Two batteries, each with current capacity of 1. In parallel you have a current capacity of 2. If both aren't discharging, then where does the extra current magically come from. This reminds me of discussions I had in the workplace and they eventually send the other guy to go count parts in bins. I don't know why I attract them but I do. Always been a mystery to me.
Fer fucks sake... one last try (promise 
)
They ain't fuckin' balanced!!!
One has a higher potential than the other. The one with the higher potential will always supply the other.
) They ain't fuckin' balanced!!!
One has a higher potential than the other. The one with the higher potential will always supply the other.
^Yes, one will always charge the other. But that one can't supply current beyond the current it can supply. The current beyond what that battery can supply, which you can measure, is coming from the battery you think is just along for the ride. It's extremely counter-intuitive to some apparently
Glad you could clear that up for us.
A little early in the day ain't it?
I'm done. See ya.
WRONG! The battery needs to "receive back" whatever amount of energy that was drained from it during the startup process. This is totally independent of the size of the battery. You could even argue that a larger battery would have self-discharged MORE energy during a long period of not riding the bike than a smaller battery would. So would in fact be a larger burden on the alternator.
Guys, obviously I made a boo boo on this one... The other day I was visualizing it my head and doing something like a nodal analysis and saw the two "voltage sources" paralleled and went on. But this isn't a valid way to connect two voltage sources of different voltages. An exception is some batteries can be paralleled this way because of their chemistry. In the case of a power supply in parallel with a lead-acid battery, the battery won't be a contributor as long as the voltage there is above the voltage of the battery if it was out of the circuit (open circuit voltage). The re-think was triggered by a superior being reminding that current can't flow into and out of the battery at the same time...and of course the battery has a lower voltage. There is a question of battery characteristics needed to remove the ripple from the generator output.

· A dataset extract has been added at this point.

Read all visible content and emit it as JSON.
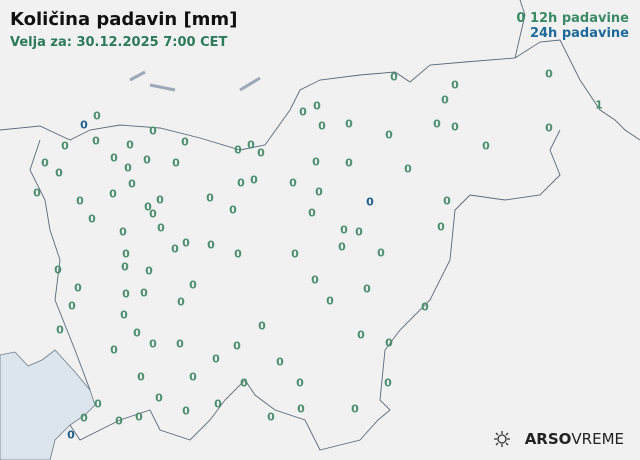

There's no need to explain it to us.... we already knew that.
Another 2 pages of bickering...........Funny when it was happening to me, was to blame. One common denominator in this.
Caught'ya!
A possible problem with a small battery and the stock electronic ignition is that the TCI demands at least 12 volts to do it's job, With a tiny battery it won't take long on a bike that hasn't fired yet for the ignition and rotor loads to lower the battery voltage and sparks will quit happening.
Prolly ANY lead acid battery is enough to act as an electrical shock absorber, dampening voltage spikes in a dirty electrical environment helping to protect fairly delicate electronics.
Since the OP's question points to the bike design. A few more points, The factory bolted the TCI to the massive rubber mounted battery box, for good reason; to isolate the old school circuit board from engine vibration,it's also located away from heat sources.
Remove the TCI from the bike before any arc type welding, eddy currants can grenade the electronics.
Most "simplified wiring diagrams" ignore ground wiring. Providing copper wire ground connections between battery negative, frame, engine, triple trees, and handle bar is not optional on a bike you expect to operate reliably.
sleddog83
XS650 Addict
Well now that that is all sorted. The TCI module by itself has very minimal electrical requirements. Most of the circuitry runs on 8.2 volt regulator. I have tested my boards reliably down to 11 volts on the bench. I did measure the current draw one time. I believe it was around 100 -200 mA. The module circuitry could probably run on a lesser voltage, but the power hungry component is the ignition coil not the tci module. You will stop getting a good spark out of the ignition coil at 11v. For starting a TCI equipped bike, my best guess, would be that if you are not using the starter, and the bike is in good running condition, with a minimal static load, you should be able to start it with a smaller battery. Best to also wire in a headlamp power switch though. You may also want to do some tests, looking for a strong spark.